Ibrahimovic “mister scudetto”: in 15 anni ha vinto 13 campionati in 4 nazioni

Pubblicato il autore: Pierluigi Persano Segui

ibrahimovic
“Io sono Zlatan, e voi chi diavolo siete?”
Zlatan Ibrahimovic non ha bisogno di presentazioni: il giocatore svedese è uno dei calciatori più forti nel panorama internazionale degli ultimi 10 anni, e a parlare per lui ci sono soprattutto i numeri: 438 gol in 776 gare ufficiali tra club e nazionale, 28 titoli (includendo i due scudetti vinti con la Juve, uno revocato e uno assegnato all’Inter) nazionali e internazionali conquistati.
Ma se Ibrahimovic insegue ancora il sogno Champions League, in fatto di scudetti il giocatore di Malmoe non ha rivali per titoli nazionali vinti da quando ha lasciato il club della sua città, con 13 scudetti vinti negli ultimi 15 campionati disputati tra Olanda, Italia, Spagna e Francia.
Probabilmente Arsène Wenger si starà ancora mangiando le mani quando sfumò il trasferimento di Zlatan all’Arsenal nel 2000: “Wenger mi aveva offerto un provino all’Arsenal.
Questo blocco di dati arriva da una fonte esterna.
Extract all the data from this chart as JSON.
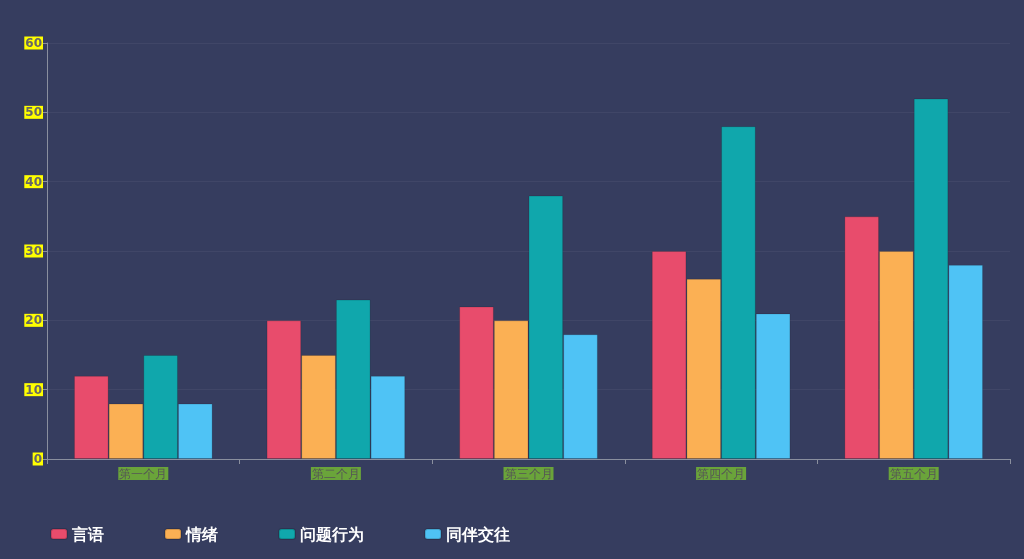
{
  "chart_data": {
    "type": "bar",
    "categories": [
      "第一个月",
      "第二个月",
      "第三个月",
      "第四个月",
      "第五个月"
    ],
    "series": [
      {
        "name": "言语",
        "color": "#e84c6c",
        "values": [
          12,
          20,
          22,
          30,
          35
        ]
      },
      {
        "name": "情绪",
        "color": "#fbb054",
        "values": [
          8,
          15,
          20,
          26,
          30
        ]
      },
      {
        "name": "问题行为",
        "color": "#10a7ac",
        "values": [
          15,
          23,
          38,
          48,
          52
        ]
      },
      {
        "name": "同伴交往",
        "color": "#4fc3f5",
        "values": [
          8,
          12,
          18,
          21,
          28
        ]
      }
    ],
    "ylim": [
      0,
      60
    ],
    "yticks": [
      0,
      10,
      20,
      30,
      40,
      50,
      60
    ],
    "grid": "y",
    "legend": "bottom left"
  }
}
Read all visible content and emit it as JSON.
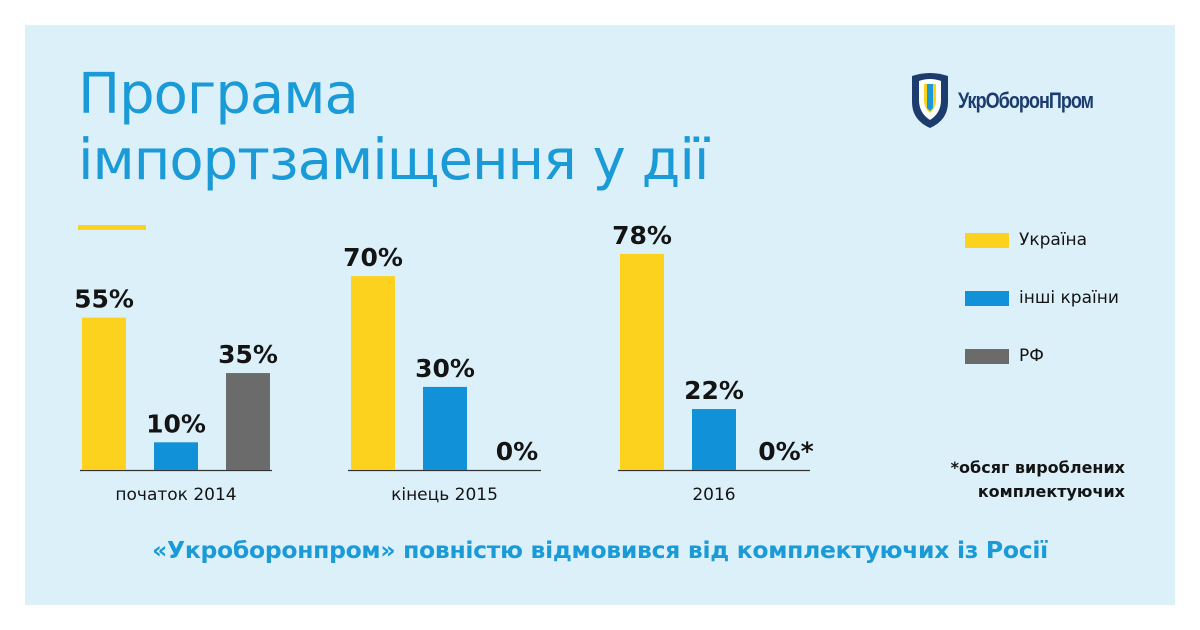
{
  "title": {
    "line1": "Програма",
    "line2": "імпортзаміщення у дії"
  },
  "logo": {
    "text": "УкрОборонПром",
    "icon": "shield-icon"
  },
  "colors": {
    "background": "#dcf0fa",
    "accent_blue": "#1a9ad6",
    "ukraine": "#fcd21e",
    "other": "#1191d8",
    "rf": "#6b6b6b"
  },
  "chart_data": {
    "type": "bar",
    "categories": [
      "початок 2014",
      "кінець 2015",
      "2016"
    ],
    "series": [
      {
        "name": "Україна",
        "values": [
          55,
          70,
          78
        ],
        "labels": [
          "55%",
          "70%",
          "78%"
        ],
        "color": "#fcd21e"
      },
      {
        "name": "інші країни",
        "values": [
          10,
          30,
          22
        ],
        "labels": [
          "10%",
          "30%",
          "22%"
        ],
        "color": "#1191d8"
      },
      {
        "name": "РФ",
        "values": [
          35,
          0,
          0
        ],
        "labels": [
          "35%",
          "0%",
          "0%*"
        ],
        "color": "#6b6b6b"
      }
    ],
    "ylim": [
      0,
      100
    ],
    "grid": false,
    "legend_position": "right"
  },
  "footnote": {
    "line1": "*обсяг вироблених",
    "line2": "комплектуючих"
  },
  "bottom_text": "«Укроборонпром» повністю відмовився від комплектуючих із Росії"
}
All’inizio volevo farlo, ma alla fine dissi di no: Zlatan non fa provini”. Probabilmente ora i Gunners avrebbero qualche scudetto in più in bacheca.

AJAX 2001-2004 (2 scudetti) – Messosi in mostra nel Malmoe, viene acquistato dai Lancieri per 8 milioni di euro, e nella prima stagione in Eredivisie realizza 6 gol contribuendo al 28° titolo dell’Ajax.
L’anno successivo Ibrahimovic migliora nello score realizzando 13 reti che non basteranno per la vittoria del campionato che andrà al Psv per un solo punto di distacco. Ma l’anno successivo Zlatan vince il secondo scudetto in biancorosso andando ancora in doppia cifra ripetendo i 13 gol della stagione precedente.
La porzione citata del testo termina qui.